Living Healthy on a Budget
Let me be real with you: I’m not exactly the fittest person I know. Twenty-something years on this planet and what used to be a black hole has now closed up and begun to expand. I’ve got stretch marks on my thighs and sometimes I feel like my body is shaped like a pear.
Living in a society where how you look defines who you are is harsh. Unfortunately, first impressions don’t matter who you are on paper. You’re being judged on what you look like first, and then maybe if you have a personality that matches.
I’ve lived a good portion of my post-secondary life not caring about my weight. I simply accepted that my body and my size is a part of me and there should be no reason for me to change that.
And when you’re a student in college, sometimes what you eat isn’t exactly your main priority.
Being “healthy” isn’t cost-efficient either. If you’re not a student, gym memberships can burn a tiny hole in your wallet. Naturally, it’s worth it, but if you’re someone like me who isn’t too fond of 6:00 a.m. trips to the gym, it’s a waste.
Organic foods and “healthy” drinks are also costly, rounding up to around six to ten dollars per item. I broke my blender last fall, and as broke as I am, blenders aren't exactly that cheap either to make a healthy concoction.
So what do I do?
When I found out my parents wanted to take me on a trip to the Domincan Republic, I took one look at my body and I knew I wasn’t ready (I’m still not).

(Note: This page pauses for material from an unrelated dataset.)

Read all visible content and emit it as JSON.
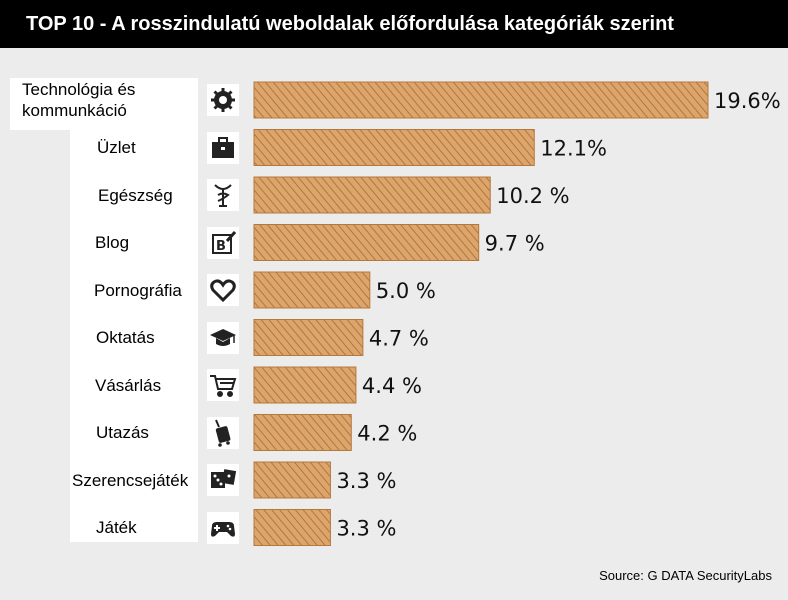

I knew I had to shape up and start changing my habits. I can still be curvy and look amazing at the same time. I don’t want to do it for the sake of looking good, but I want to do this for myself. It’s been proven that people who exercise, eat healthier, and have a positive outlook on themselves have felt happier in their life.
You won’t feel results right away, which is why most people give up on their New Year’s resolutions so fast. I attend yoga classes that my school provides once a week and I’ve noticed a great change in my breathing. The pool that my apartment has needs to be used more (by me). Point is, I’m more aware of the things my body does and feel more of my surroundings.
To be honest, I’m still figuring out a solid plan that will help me get into a routine that’s perfect for me. All those posts on Instagram and Pinterest about workout routines that are sure to help you achieve your goal doesn’t work for everyone.
So, I’ve compiled a small list how to maintain a healthy life for myself. These can be modified to cater to your own needs and to ensure that you have routine designed for you. Remember, do what’s comfortable for you. And heck, don’t be afraid to brag about it to people!
Figure out what you can do at home:
I’m comfortable in my home and the majority of my time is there. Yoga is very versatile and can be done anywhere. I like to start off my day with a bit of yoga and something that will get my body ready for the day ahead. Instead of buying prepared fruit parfaits or blended juices, make your own. It’s as simple as throwing fruit in a bowl with Greek yogurt (and maybe a few oats). Cooking healthy food is simple, because many of ingredients don’t have to be cooked for too long. If you have a blender, your meal prep is as easy as throwing fruits and veggies with a healthy liquid to blend in. I’m going to post a link to the Canadian Food Guide specifically because they have good recipes curated by Emily Richards. She’s a food connoisseur and a cookbook author, and I’ve had the amazing opportunity of interviewing her for school. Her recipes are actually really good.
Make your own workout routine:
I don’t know about you guys, but I couldn’t work out with a personal trainer I didn’t know. I know what my body is capable of and I know what my limits are. Like yoga, each class is your own workout and you aren’t pressured to achieve every pose your instructor is doing. If you love cardio more that lifting weights, then do that. If you absolutely hate sit-ups, like me, there are other ways to work your core, such as planks. Want to take that next step in yoga? Consider aerial yoga. I’m taking beginner classes next week and it’s a great way to test your upper arm strength and abdominal muscles.
Avoid being lazy:
I happen to be the laziest person I know, even though many don’t believe me whenever I insist. There are ways to prevent that, but also to make the best of your comfortable seating. I like to lay on my back and lift my legs until I can feel the stretch in my thighs and calves. Sitting up with a straight back does wonders to your spine. And if you find yourself laying down while doing something (like using the computer), consider if you can be doing the same thing standing up.
Have a buddy to share your goals with:
And find someone who will challenge you to achieve your healthy living goals with. Skipped cardio today? You better be taking the 8 flights of stairs to your apartment instead. Not only will they keep an eye out for you, but they might even join you every now and then. You’ll be promoting good health indirectly.